See as of similar import: Young v. Olsen, 115 N.W. (Iowa) 1020; Rollins v. League for Honest Elections, 46 Colo. 47, 102 P. 744; Christopher v. Crovatt, 147 Ga. 632, 95 S.E. 233; McCarter v. Lavery, 101 Neb. 748, 164 N.W. 1054; Commonwealth ex rel. Finn v. Floyd, 274 Pa. 172, 117 A. 778; State v. Jones, 81 W. Va. 182, 94 S.E. 120; State ex rel. Mirabal v. Greer, 37 N.M. 292, 21 P.2d 819; Hudson v. Moore, 169 Okla. 12, 35 P.2d 886; Pafhausen v. State ex rel. Loposer, 94 Miss. 103, 47 So. 897; Hamer v. Commonwealth, 107 Va. 636, 59 S.E. 400; Lindsey v. Kerr, 97 N.W. (Iowa) 1000.

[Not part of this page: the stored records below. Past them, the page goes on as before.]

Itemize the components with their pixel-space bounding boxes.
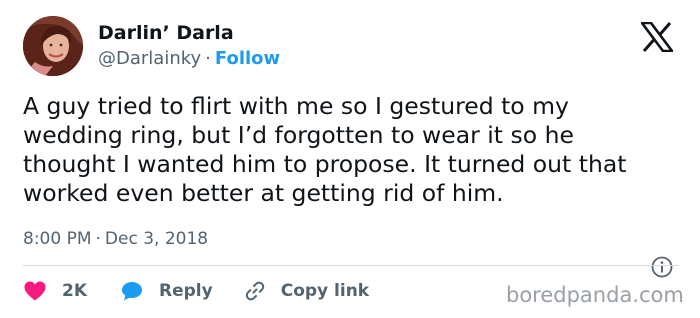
tweet-card: Darlin’ Darla @Darlainky · Follow A guy tr… — [0, 0, 700, 318]
handle-separator: · — [205, 48, 211, 69]
heart-icon — [24, 281, 46, 301]
tweet-time: 8:00 PM — [23, 229, 92, 249]
avatar[interactable] — [23, 16, 83, 76]
watermark: boredpanda.com — [506, 283, 684, 307]
tweet-date: Dec 3, 2018 — [104, 229, 209, 249]
link-icon — [245, 281, 264, 301]
tweet-text: A guy tried to flirt with me so I gestur… — [23, 92, 627, 207]
action-bar: 2K Reply Copy link — [23, 277, 369, 305]
like-count: 2K — [62, 281, 88, 301]
like-button[interactable]: 2K — [23, 279, 87, 303]
timestamp-separator: · — [95, 229, 101, 249]
x-logo-icon[interactable] — [641, 22, 673, 52]
author-name[interactable]: Darlin’ Darla — [98, 22, 234, 44]
copy-link-label: Copy link — [280, 281, 370, 301]
avatar-photo — [23, 16, 83, 76]
divider — [23, 265, 678, 266]
reply-label: Reply — [159, 281, 213, 301]
reply-button[interactable]: Reply — [120, 279, 213, 303]
author-handle[interactable]: @Darlainky — [98, 48, 201, 69]
author-handle-row: @Darlainky · Follow — [98, 48, 280, 69]
follow-button[interactable]: Follow — [215, 48, 280, 69]
info-icon[interactable] — [651, 256, 673, 278]
tweet-timestamp[interactable]: 8:00 PM · Dec 3, 2018 — [23, 229, 208, 249]
speech-bubble-icon — [122, 282, 143, 301]
copy-link-button[interactable]: Copy link — [243, 279, 369, 303]
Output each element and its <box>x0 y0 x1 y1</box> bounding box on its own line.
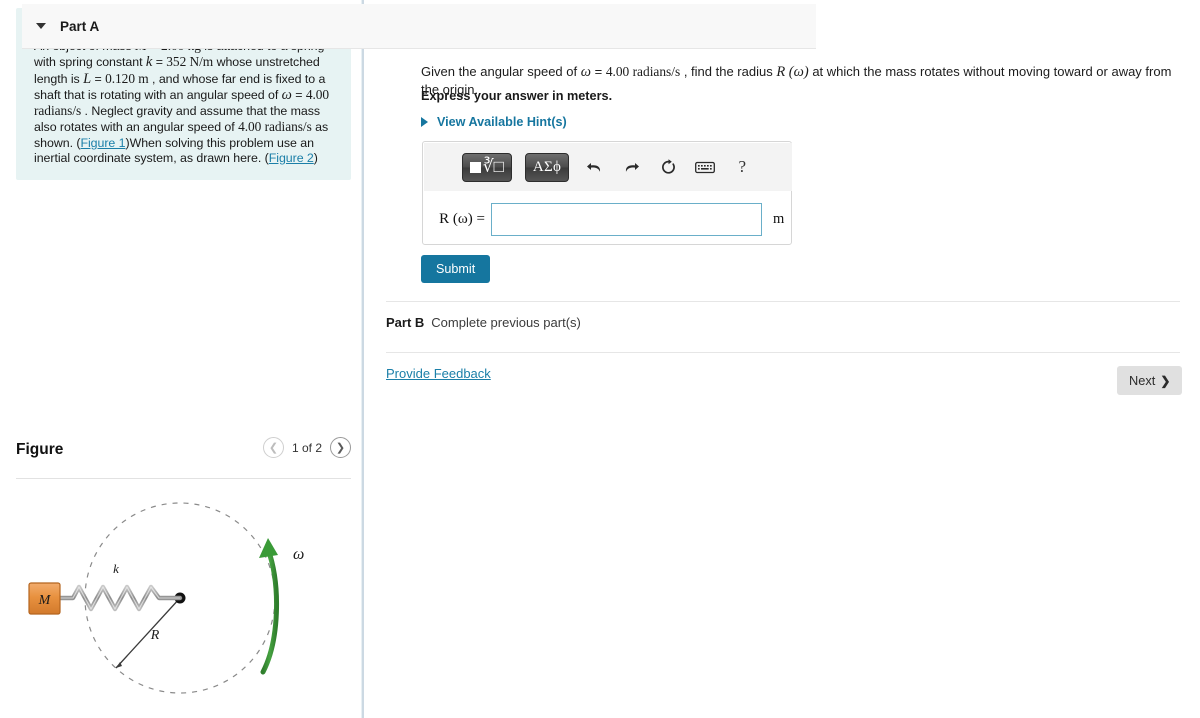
part-a-header[interactable]: Part A <box>22 4 816 49</box>
omega-arc-arrow <box>259 538 280 675</box>
part-b-status: Complete previous part(s) <box>431 315 581 330</box>
part-b-label: Part B <box>386 315 425 330</box>
template-placeholder-box <box>469 161 481 173</box>
figure-counter: 1 of 2 <box>291 440 322 455</box>
omega-label: ω <box>293 546 304 563</box>
math-variable: ω <box>281 86 292 103</box>
answer-row: R (ω) = m <box>423 194 793 244</box>
math-variable: L <box>83 70 92 87</box>
physics-diagram-svg: M k R ω <box>28 502 304 694</box>
greek-symbols-button[interactable]: ΑΣϕ <box>524 152 570 182</box>
text-run: = <box>91 71 106 86</box>
chevron-right-icon: ❯ <box>1160 373 1171 388</box>
answer-format-instruction: Express your answer in meters. <box>421 89 613 103</box>
caret-right-icon <box>421 117 428 127</box>
answer-variable-label: R (ω) = <box>439 210 485 227</box>
figure-navigation: ❮ 1 of 2 ❯ <box>262 437 351 458</box>
submit-button[interactable]: Submit <box>421 255 491 283</box>
help-label: ? <box>738 157 746 176</box>
figure-link[interactable]: Figure 1 <box>80 136 125 150</box>
math-toolbar: ∛□ ΑΣϕ ? <box>424 143 792 191</box>
text-run: = <box>590 64 606 79</box>
answer-entry-box: ∛□ ΑΣϕ ? R (ω) = m <box>422 141 792 245</box>
figure-next-button[interactable]: ❯ <box>330 437 351 458</box>
part-a-title: Part A <box>60 18 100 34</box>
figure-divider <box>16 478 351 479</box>
redo-arrow-icon[interactable] <box>619 155 643 179</box>
view-hints-label: View Available Hint(s) <box>437 115 567 129</box>
math-variable: R (ω) <box>776 64 809 80</box>
radius-line <box>115 597 181 669</box>
next-button-label: Next <box>1129 373 1156 388</box>
text-run: ) <box>313 151 318 166</box>
right-panel <box>364 0 1200 718</box>
next-button[interactable]: Next ❯ <box>1117 366 1183 395</box>
answer-input[interactable] <box>491 202 762 236</box>
greek-symbols-label: ΑΣϕ <box>532 158 562 175</box>
text-run: , find the radius <box>680 64 777 79</box>
math-quantity: 4.00 radians/s <box>238 119 312 135</box>
text-run: = <box>152 55 167 70</box>
provide-feedback-link[interactable]: Provide Feedback <box>386 366 491 381</box>
figure-prev-button[interactable]: ❮ <box>262 437 284 458</box>
spring <box>56 584 183 612</box>
square-root-template-icon[interactable]: ∛□ <box>461 152 512 182</box>
math-quantity: 4.00 radians/s <box>605 64 681 79</box>
undo-arrow-icon[interactable] <box>582 155 606 179</box>
radius-label: R <box>150 628 160 643</box>
math-quantity: 352 N/m <box>166 54 214 70</box>
figure-title: Figure <box>16 441 64 458</box>
spring-constant-label: k <box>113 561 119 576</box>
caret-down-icon[interactable] <box>36 23 46 29</box>
math-quantity: 0.120 m <box>105 70 149 86</box>
radical-glyph: ∛□ <box>482 156 504 176</box>
keyboard-icon[interactable] <box>693 155 717 179</box>
figure-image[interactable]: M k R ω <box>16 486 351 718</box>
text-run: = <box>291 87 306 102</box>
question-mark-icon[interactable]: ? <box>730 155 754 179</box>
view-hints-link[interactable]: View Available Hint(s) <box>421 115 567 129</box>
answer-unit-label: m <box>773 210 785 227</box>
part-b-row[interactable]: Part B Complete previous part(s) <box>386 315 581 330</box>
problem-statement-text: An object of mass M = 2.00 kg is attache… <box>34 38 333 166</box>
section-divider-2 <box>386 352 1180 353</box>
figure-link[interactable]: Figure 2 <box>269 151 314 165</box>
text-run: Given the angular speed of <box>421 64 581 79</box>
mass-block-label: M <box>38 593 52 608</box>
reset-circular-arrow-icon[interactable] <box>656 155 680 179</box>
left-panel: An object of mass M = 2.00 kg is attache… <box>0 0 361 718</box>
section-divider-1 <box>386 301 1180 302</box>
page-root: An object of mass M = 2.00 kg is attache… <box>0 0 1200 718</box>
figure-header: Figure ❮ 1 of 2 ❯ <box>16 437 351 473</box>
math-variable: ω <box>580 64 591 80</box>
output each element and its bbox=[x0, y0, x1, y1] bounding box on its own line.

There is an additional reason why the action of this court indicated below should be taken. The abstract of the record submitted on behalf of appellant quite fails in several important particulars to comply with our Rule 37, viz., — a failure to show accurately the contents of the pleadings, the judgment rendered, notice of appeal therefrom and service of the notice of appeal. Simpson v. Occidental Building Loan Ass'n., 45 Wyo. 425, 19 P.2d 958; Fryer v. Campbell, 46 Wyo. 491, 28 P.2d 475.
The case must be dismissed, and it is so ordered.
Dismissed.
KIMBALL, Ch. J., and BLUME, J., concur.